Daatan is a suite of tools designed to bring objective, mathematical measurement to public predictions — turning the unaccountable world of expert opinion into a scored, ranked, and queryable dataset.
For decades, Israeli journalists, analysts, and commentators have shaped public understanding of some of the most consequential events in the region — elections, wars, diplomatic breakthroughs, economic shocks. Yet there is no mechanism to track whether they were right.
A columnist who confidently predicted the judicial reform would collapse, a security correspondent who dismissed the Hamas threat as managed, a financial analyst who called the Moody’s downgrade “alarmist” — none of them are ever scored. Their reach and reputation are determined by their platform, not their track record.
This is not only a problem of explicit predictions. Much of the signal is hidden: in the framing of a headline, the certainty of a source quoted, the sentiment underneath a neutral-sounding analysis. Daatan extracts and scores all of it — not just clear forecasts, but implied direction, vague sentiment, and the story being told between the lines.
Daatan addresses this problem through three interconnected products:
Daatan News — A news portal covering Israeli and regional media. Readers don’t just consume news: they engage with it by joining forecasts, staking positions, or flagging claims as wrong. This gamification layer passively generates reputation data — every interaction is a signal about source credibility, by topic, by domain, over time.
Daatan Forecast — An active prediction market where users, analysts, and bots make explicit forward-looking claims and stake reputation on them. Forecasts are resolved against real-world outcomes, building verifiable track records.
Retro Analysis (בדיעבד) — The retroactive audit engine. Rather than waiting for sources to opt in, Retro processes the public trail of what media already published — and scores it. It bypasses the cold-start problem entirely: reputation scores are generated from history, not from future participation.
Retro Analysis is built around The Factum Atlas, a definitive map of historical reality against which all media claims are measured. It cross-references major events against media outlets, journalists, and think tanks.
For every article in scope, a multi-stage LLM pipeline extracts a forensic prediction vector:
Each prediction is matched to a seed event, scored against historical ground truth, and used to update the source’s Brier Score (calibration accuracy) and ELO rating (relative rank).
The resulting dataset — thousands of scored predictions, ranked sources, and verified outcomes — becomes the training corpus for The TruthMachine.
Because we mathematically understand how past language correlates with actual outcomes, The TruthMachine can read a cluster of articles published today and ask: given who is saying what, and how accurate they have historically been, what is the probability this event occurs?
This methodology, Outcome-Supervised Narrative Calibration (OSNC), allows the TruthMachine to identify the specific “linguistic signatures” of accuracy.
Output examples:
"Chances Netanyahu survives no-confidence vote: 0.83""Probability of IDF ground operation in Lebanon within 30 days: 0.61""Likelihood of Moody's second downgrade by Q2: 0.44"This shifts Daatan from a media-auditing tool into a forward-looking intelligence product. Primary clients:
Daatan’s goal is to create a definitive reliability layer for the information ecosystem — starting with Israel. By objectively measuring who was right, who was wrong, and who saw it coming when no one else did, we surface hidden analytical talent, penalize confident noise, and provide the most honest probabilities available for the region’s most consequential events.

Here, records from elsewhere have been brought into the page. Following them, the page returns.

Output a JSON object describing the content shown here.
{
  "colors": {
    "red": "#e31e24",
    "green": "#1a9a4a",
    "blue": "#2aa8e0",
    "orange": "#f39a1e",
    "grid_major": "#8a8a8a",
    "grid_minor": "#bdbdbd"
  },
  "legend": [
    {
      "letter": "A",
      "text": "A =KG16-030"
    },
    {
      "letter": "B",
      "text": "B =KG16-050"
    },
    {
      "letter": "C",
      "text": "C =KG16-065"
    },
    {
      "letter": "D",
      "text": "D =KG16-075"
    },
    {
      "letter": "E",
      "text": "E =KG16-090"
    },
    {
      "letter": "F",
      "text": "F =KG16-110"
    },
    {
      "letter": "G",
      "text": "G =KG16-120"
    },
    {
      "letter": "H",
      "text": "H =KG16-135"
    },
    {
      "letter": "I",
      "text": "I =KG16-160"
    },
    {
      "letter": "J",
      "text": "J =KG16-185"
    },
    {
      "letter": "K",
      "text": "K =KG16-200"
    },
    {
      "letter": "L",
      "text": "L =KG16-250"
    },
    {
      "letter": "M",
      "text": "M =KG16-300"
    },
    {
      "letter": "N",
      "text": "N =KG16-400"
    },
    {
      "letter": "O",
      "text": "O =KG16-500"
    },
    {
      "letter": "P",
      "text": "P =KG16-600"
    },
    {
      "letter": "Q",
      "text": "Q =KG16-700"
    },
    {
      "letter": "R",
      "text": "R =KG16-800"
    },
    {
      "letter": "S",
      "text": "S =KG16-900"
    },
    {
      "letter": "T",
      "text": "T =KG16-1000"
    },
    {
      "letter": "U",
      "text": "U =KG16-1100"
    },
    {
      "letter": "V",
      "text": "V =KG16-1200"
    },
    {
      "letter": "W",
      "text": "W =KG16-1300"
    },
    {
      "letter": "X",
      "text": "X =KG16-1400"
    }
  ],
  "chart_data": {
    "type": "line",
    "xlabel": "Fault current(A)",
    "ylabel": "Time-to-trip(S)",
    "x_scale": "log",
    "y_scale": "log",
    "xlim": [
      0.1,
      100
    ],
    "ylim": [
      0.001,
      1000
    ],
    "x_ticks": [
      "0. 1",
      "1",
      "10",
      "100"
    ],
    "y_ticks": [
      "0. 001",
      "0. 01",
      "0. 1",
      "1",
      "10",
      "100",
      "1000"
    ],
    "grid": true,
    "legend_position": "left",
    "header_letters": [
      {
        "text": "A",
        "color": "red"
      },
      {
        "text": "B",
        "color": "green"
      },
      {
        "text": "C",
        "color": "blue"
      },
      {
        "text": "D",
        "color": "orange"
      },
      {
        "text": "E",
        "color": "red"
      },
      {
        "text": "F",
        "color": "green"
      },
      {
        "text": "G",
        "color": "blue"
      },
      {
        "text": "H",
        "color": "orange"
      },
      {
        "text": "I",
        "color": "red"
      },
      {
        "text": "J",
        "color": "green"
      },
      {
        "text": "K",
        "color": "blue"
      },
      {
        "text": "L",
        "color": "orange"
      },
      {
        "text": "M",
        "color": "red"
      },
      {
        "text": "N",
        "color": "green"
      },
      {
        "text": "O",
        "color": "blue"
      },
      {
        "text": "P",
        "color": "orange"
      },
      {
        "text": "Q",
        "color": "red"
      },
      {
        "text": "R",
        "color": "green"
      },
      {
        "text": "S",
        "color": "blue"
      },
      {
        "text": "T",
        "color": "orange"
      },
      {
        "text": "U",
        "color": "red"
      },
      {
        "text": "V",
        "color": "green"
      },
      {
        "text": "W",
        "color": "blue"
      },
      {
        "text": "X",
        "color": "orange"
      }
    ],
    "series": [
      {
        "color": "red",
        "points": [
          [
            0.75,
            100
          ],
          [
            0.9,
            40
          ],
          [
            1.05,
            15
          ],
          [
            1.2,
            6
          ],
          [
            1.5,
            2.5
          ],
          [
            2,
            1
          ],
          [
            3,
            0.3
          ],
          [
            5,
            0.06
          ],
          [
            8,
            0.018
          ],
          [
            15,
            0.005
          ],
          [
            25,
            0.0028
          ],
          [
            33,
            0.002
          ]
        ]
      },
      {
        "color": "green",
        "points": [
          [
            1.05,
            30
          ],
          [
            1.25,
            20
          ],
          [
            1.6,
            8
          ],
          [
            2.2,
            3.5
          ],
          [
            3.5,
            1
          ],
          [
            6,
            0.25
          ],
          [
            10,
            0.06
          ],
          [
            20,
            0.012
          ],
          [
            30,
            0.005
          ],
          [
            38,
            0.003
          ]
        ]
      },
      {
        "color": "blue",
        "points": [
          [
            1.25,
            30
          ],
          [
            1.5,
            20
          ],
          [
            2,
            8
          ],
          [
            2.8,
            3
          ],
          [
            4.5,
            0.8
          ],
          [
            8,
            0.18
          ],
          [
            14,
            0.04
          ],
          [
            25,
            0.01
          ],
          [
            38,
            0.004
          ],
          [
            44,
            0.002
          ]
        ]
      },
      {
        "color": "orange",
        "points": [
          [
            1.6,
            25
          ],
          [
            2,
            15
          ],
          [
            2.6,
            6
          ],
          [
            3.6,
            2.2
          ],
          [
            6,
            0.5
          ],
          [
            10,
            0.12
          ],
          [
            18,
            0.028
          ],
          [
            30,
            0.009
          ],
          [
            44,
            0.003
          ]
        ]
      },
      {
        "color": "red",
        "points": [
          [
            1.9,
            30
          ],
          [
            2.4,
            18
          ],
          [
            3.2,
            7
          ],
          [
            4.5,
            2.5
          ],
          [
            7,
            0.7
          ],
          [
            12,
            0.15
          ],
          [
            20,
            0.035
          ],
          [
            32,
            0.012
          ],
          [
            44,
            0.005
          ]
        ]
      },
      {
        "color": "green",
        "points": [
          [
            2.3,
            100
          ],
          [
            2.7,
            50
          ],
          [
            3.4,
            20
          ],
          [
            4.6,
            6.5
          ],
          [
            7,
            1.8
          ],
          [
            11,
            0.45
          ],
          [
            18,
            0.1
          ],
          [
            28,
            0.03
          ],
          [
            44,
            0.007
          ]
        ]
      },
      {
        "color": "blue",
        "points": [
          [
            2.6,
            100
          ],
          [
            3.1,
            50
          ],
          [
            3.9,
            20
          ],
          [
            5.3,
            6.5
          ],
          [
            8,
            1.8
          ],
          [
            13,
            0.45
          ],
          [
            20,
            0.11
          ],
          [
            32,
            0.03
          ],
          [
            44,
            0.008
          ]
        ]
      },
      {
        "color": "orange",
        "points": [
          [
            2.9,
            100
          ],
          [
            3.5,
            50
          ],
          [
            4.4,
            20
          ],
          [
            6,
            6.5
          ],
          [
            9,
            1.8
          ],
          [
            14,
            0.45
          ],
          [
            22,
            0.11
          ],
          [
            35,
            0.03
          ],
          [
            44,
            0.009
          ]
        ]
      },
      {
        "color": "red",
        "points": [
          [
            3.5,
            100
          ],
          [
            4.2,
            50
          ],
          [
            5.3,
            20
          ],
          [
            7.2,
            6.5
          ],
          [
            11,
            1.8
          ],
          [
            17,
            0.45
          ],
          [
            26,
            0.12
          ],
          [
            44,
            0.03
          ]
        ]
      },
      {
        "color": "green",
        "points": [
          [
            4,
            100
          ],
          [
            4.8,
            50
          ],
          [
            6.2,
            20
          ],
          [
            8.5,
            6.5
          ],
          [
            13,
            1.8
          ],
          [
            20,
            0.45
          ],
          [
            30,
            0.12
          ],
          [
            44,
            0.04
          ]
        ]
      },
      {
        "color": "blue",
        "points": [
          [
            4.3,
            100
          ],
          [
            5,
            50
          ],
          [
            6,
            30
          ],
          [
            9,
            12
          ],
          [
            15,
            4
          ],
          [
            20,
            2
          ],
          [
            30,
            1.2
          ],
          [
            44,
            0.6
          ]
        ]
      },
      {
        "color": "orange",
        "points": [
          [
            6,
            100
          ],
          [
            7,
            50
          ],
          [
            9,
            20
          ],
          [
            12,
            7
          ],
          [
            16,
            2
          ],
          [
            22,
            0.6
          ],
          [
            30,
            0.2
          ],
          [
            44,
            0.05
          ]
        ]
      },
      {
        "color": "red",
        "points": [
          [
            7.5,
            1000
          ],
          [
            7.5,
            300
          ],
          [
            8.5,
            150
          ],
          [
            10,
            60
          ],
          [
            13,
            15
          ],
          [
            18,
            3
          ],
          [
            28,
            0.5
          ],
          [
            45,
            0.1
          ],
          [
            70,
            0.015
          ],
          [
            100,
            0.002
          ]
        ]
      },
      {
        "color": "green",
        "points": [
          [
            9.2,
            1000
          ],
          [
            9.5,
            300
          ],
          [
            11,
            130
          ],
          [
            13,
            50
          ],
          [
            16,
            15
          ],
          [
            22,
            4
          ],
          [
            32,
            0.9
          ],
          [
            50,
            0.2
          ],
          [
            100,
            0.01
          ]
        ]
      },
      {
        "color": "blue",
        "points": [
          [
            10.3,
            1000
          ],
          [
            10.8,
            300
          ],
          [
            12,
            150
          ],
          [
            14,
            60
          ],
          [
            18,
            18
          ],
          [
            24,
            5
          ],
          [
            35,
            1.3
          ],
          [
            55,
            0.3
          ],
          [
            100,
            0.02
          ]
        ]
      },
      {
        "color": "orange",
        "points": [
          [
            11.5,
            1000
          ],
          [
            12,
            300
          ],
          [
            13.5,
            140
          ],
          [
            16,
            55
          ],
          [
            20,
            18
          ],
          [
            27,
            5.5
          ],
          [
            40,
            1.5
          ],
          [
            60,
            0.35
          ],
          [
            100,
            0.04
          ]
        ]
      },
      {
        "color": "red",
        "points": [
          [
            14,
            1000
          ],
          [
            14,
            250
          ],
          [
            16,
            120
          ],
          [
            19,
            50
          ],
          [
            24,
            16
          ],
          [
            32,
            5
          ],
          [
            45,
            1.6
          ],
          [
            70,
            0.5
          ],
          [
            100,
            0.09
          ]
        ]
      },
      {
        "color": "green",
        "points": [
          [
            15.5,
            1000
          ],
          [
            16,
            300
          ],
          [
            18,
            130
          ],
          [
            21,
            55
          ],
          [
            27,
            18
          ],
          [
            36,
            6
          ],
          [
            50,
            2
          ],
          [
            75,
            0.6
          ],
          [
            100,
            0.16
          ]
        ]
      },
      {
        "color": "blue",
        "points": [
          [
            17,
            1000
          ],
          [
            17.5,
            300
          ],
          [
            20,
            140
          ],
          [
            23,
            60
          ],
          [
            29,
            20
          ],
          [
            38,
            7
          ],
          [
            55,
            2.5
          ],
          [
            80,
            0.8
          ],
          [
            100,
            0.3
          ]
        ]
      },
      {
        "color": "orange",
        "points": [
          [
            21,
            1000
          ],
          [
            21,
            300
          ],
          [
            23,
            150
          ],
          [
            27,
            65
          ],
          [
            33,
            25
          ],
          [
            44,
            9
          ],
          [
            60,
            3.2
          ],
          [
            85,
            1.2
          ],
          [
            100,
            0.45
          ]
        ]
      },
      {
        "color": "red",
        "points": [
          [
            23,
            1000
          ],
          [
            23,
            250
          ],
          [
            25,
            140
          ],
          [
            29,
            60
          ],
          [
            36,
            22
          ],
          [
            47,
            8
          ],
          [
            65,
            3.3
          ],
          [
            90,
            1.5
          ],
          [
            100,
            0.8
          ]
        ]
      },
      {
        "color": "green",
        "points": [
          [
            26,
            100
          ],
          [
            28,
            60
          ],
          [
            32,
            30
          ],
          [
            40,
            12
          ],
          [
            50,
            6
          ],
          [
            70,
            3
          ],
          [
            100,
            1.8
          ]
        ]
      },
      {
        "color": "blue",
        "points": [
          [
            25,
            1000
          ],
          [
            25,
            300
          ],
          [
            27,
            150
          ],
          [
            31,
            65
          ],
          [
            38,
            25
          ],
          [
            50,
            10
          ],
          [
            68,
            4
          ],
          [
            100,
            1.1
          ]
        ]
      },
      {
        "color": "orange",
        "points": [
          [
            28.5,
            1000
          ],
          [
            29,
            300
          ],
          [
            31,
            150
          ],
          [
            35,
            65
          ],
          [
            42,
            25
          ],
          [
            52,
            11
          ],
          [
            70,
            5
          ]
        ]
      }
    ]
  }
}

Hybrid architecture: High-volume filtering uses cheap or free models (Nemotron Nano); nuanced forensic extraction uses mid-tier models (DeepSeek V3.2 at $0.25/1M tokens). Heavy models are called only when necessary.
Multilingual extraction: The pipeline natively processes Hebrew and English, capturing signals in Israeli media before they surface in international coverage.
Scope: Every article that passes the prediction filter is processed — not just op-eds with explicit forecasts, but news analysis, commentary, sourced claims, and any text that implies a directional view on a future outcome.
Brier Score — measures calibration: how close the extracted probability was to the actual binary outcome. Lower is better.
ELO Rating — zero-sum relative ranking: sources that correctly predict events their peers got wrong absorb significant rating gains, instantly surfacing hidden analytical alpha regardless of platform size or brand recognition.
Compute: AWS EC2 t4g.small (Graviton, ARM) — free-tier eligible through 2026. 40% better price-performance than T3 for this workload.
Storage (MVP): Filesystem JSON — one file per event/source pair (~3,000 files). Migrates to PostgreSQL + pgvector as data volume and API demand grows.
Orchestration: OpenClaw / custom Python async workers.